Por ello, para mejorar esta disfunción eyaculatoria, la más común entre los desórdenes sexuales masculinos, se utilizan los ejercicios de Kegel. Una práctica cuyo objetivo es fortalecer los músculos pélvicos y que consigue resultados “bastante exitosos” a modo de distractor de momento eyaculatorio.

La eyaculación no se retrasa porque es un reflejo, lo que en realidad sucede es que la fisioterapia del suelo pélvico permite “un pequeño control voluntario” de la aparición del momento eyaculatorio. “Pero básicamente no hay nada que relacione patologías del suelo pélvico con la eyaculación precoz“, asevera.

La disfunción eréctil

Dentro del proceso de la erección del pene intervienen los músculos que se encuentran dentro del suelo pélvico (bulbocavernoso e isquiocavernoso), que a su vez tienen un papel importante en la rigidez del mismo, apunta la uróloga.

Lo que se ha demostrado es que ambos músculos forman parte de “la fisiología de la erección”, pero se desconoce si están asociados a la patología de la disfunción eréctil, advierte la facultativa, quien apunta que los procesos de erección son vasculares, neurológicos, psicógenos, etc.

Por tanto, la experta concluye que la rehabilitación del suelo pélvico como tratamiento de la disfunción eréctil no está indicada, ya que “no está claro si rehabilitar estos músculos mejora la función eréctil porque no tendrían que ver con su fisiopatología”.

La eyaculodinia

Se trata de una disfunción que produce dolor durante la eyaculación. En este caso, sí se cree que la hipertonía del suelo pélvico tiene un papel fundamental en el mantenimiento de la patología y en la aparición de la disfunción  sexual, indica la especialista, quien matiza que no todas las causas de eyaculodinia son hipertonía.

En este caso, se produce una especie de círculo vicioso, donde el dolor del suelo pélvico produce hipertonía y a su vez, ésta causa dolor. Por ello, al tratar la tensión muscular del suelo pélvico, mejora la esfera sexual.

Síndrome de dolor pélvico crónico

Este síndrome es un trastorno doloroso que genera un impacto en la función sexual del hombre. Se suele dar en pacientes alrededor de los 45 años y afecta a la fase de la eyaculación, lo que muchas veces, también provoca la alteración del orgasmo porque aunque son dos procesos fisiológicos distintos, “vienen sincronizados”.

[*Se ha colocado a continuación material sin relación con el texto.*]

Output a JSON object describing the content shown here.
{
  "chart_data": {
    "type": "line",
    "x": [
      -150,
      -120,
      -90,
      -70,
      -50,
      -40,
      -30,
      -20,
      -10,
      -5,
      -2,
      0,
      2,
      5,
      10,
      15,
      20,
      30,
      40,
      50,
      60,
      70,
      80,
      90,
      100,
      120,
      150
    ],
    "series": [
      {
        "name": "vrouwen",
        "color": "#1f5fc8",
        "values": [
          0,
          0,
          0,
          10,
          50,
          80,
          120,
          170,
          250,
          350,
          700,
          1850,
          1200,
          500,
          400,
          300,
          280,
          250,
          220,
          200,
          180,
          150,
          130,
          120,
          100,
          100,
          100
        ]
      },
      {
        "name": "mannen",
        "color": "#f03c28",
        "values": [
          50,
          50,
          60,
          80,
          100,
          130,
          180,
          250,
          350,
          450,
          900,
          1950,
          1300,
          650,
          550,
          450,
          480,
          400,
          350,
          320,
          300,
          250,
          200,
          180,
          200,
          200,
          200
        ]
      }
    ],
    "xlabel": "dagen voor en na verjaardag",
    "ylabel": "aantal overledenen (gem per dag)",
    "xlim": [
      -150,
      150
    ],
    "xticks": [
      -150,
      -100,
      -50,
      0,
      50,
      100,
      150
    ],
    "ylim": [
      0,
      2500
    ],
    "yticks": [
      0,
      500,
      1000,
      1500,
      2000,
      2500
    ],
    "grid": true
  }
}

Escultura de pene de piedra en una vitrina. Efesalud.com
EFE/Cabalar

Más del 85% de los pacientes con dolor crónico tienen disfunciones sexuales que van desde el dolor eyaculatorio, hasta la disminución del deseo sexual  pasando por disfunción eréctil asociada o alguna disfunción eyaculatoria secundaria al mismo,  afirma Peraza, quien subraya que éstas son consecuencias del dolor y no de una disfunción en el suelo pélvico.

La experta explica que la rehabilitación del suelo pélvico en este síndrome “se asocia a una mejora importante del dolor”, que a su vez,  mejora los problemas asociados citados anteriormente, y por tanto, la función sexual.